03:11Mais est-ce qu'elle a donné, Olivier et Laurent Tessier,
03:14est-ce qu'elle a donné...
03:15En 2018, elle avait confirmé dans une interview
03:18que sa rémunération approchait des 25 000 euros bruts mensuels.
03:22Écoutez, c'est beaucoup d'argent.
03:24C'est beaucoup d'argent.
03:25Ça correspond à un peu plus que la moyenne, j'ai le sentiment, du métier dans le service public.
03:34C'est trois fois plus qu'un ministre.
03:36Oui.
03:37Ah, c'est seulement un peu plus que la moyenne ? 25 000 ?
03:39Un ministre, c'est 9 000 euros par mois.
03:41Bah, c'est...
03:42En fait, les salaires dans la profession sont toujours moins importants qu'on ne le pense.

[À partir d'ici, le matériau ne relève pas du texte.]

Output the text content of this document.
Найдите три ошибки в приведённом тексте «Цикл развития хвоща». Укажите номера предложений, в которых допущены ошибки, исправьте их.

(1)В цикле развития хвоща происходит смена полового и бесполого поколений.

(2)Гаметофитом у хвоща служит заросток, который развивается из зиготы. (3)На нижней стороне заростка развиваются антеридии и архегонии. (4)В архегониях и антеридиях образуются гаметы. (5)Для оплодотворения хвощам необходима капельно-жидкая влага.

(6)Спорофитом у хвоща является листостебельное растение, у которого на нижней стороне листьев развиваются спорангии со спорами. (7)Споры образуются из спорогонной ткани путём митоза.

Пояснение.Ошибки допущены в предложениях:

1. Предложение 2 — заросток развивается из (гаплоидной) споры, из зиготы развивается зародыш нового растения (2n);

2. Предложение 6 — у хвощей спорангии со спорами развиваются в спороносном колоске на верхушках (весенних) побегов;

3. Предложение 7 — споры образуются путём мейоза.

03:54Les gens qui nous écoutent pensent qu'on gagne plus notre vie, mieux notre vie, que la réalité.
03:59C'est-à-dire qu'ils seraient surpris parfois de connaître le salaire des journalistes.
04:02Les journalistes, c'est une population qui est déclassée, comme les professeurs,
04:06comme beaucoup de...
04:07Il y a des très très gros écarts, ça dépend.
04:09C'est vrai qu'il y a des très gros écarts.
04:10Les journalistes, par exemple, gagnent très mal leur vie.
04:12Bah, c'est vrai.
04:12Et les encormains, la gagnent...
04:14C'est vrai aussi, vous avez parfaitement raison.
04:16Quand vous êtes devant une caméra, vous gagnez plus votre vie que quand vous êtes légiste
04:18entre différentes rédactions écrites.
04:20Mais ce que je veux vous dire, c'est qu'un journaliste dans les années 70-80, c'était
04:25un notable.
04:26C'était un notable dans une province, par exemple, un journaliste à Ouest-France, un journaliste
04:29à Presse-Océan.
04:30Il gagnait beaucoup plus.
04:31C'était un notable.
04:32C'est comme les avocats, il y a disparu.
04:34C'était quelqu'un...
04:36Pourquoi ? Parce que les journaux gagnaient de l'argent.
04:38Aujourd'hui, ils n'en gagnent plus.
04:39Et aujourd'hui, c'est vrai que c'est comme, je fais un parallèle avec les professeurs,
04:45les salaires sont plus faibles.
04:49J'ai souvent cité...
04:50Il y a un film qui s'appelle La Gifle, de Claude Pinotto.
04:55Lino Ventura joue un professeur d'histoire.
04:58Bon, il vit dans un appartement bourgeois osmanien.
05:00Il est en train d'acheter un appartement sur plan qu'il montre à Isabelle Adjani.
05:03Bon, ben, cette situation n'est plus possible.
05:05Un prof d'histoire, aujourd'hui, il vit à 50 bandes de Paris.
05:08Tout à fait.
05:08C'est pire qu'au journaliste, parce qu'il y a des profs au lycée.
05:10Il y a des journalistes qui gagnent bien leur vie, alors qu'il n'y a pas un prof qui gagne bien sa vie.
05:14Oui, exactement.
05:15Vous avez parfaitement...
05:16Et avocats, c'est exactement la même chose.
05:17Vous avez plein d'avocats qui sont déclassés, alors que vous avez des avocats qui gagnent des fortunes.
05:21Oui, c'est complètement.
05:22Donc, oui, c'est un peu plus quand même 25 000 euros que la moyenne.
05:26Son salaire ne vous choque pas, en tout cas ?
05:28Ça ne me choque pas.
05:30C'est de l'argent public.
05:31C'est très élevé.
05:35L'Assemblée Nationale, c'est plus que le Président de la République ?
05:37Mais bien sûr.
05:38C'est plus que le procureur général, que la première Présidente de la Cour des Comptes.
05:41Et puis, la question, c'est qu'est-ce qu'on fait de cet argent public ?
05:44Qui on cible dans les reportages d'Élise Lucet ?
05:47Qui on choisit ?
05:48C'est-à-dire que c'est toujours pareil.
05:49C'est-à-dire que les enquêtes, souvent, c'est les grands patrons, c'est le capitalisme.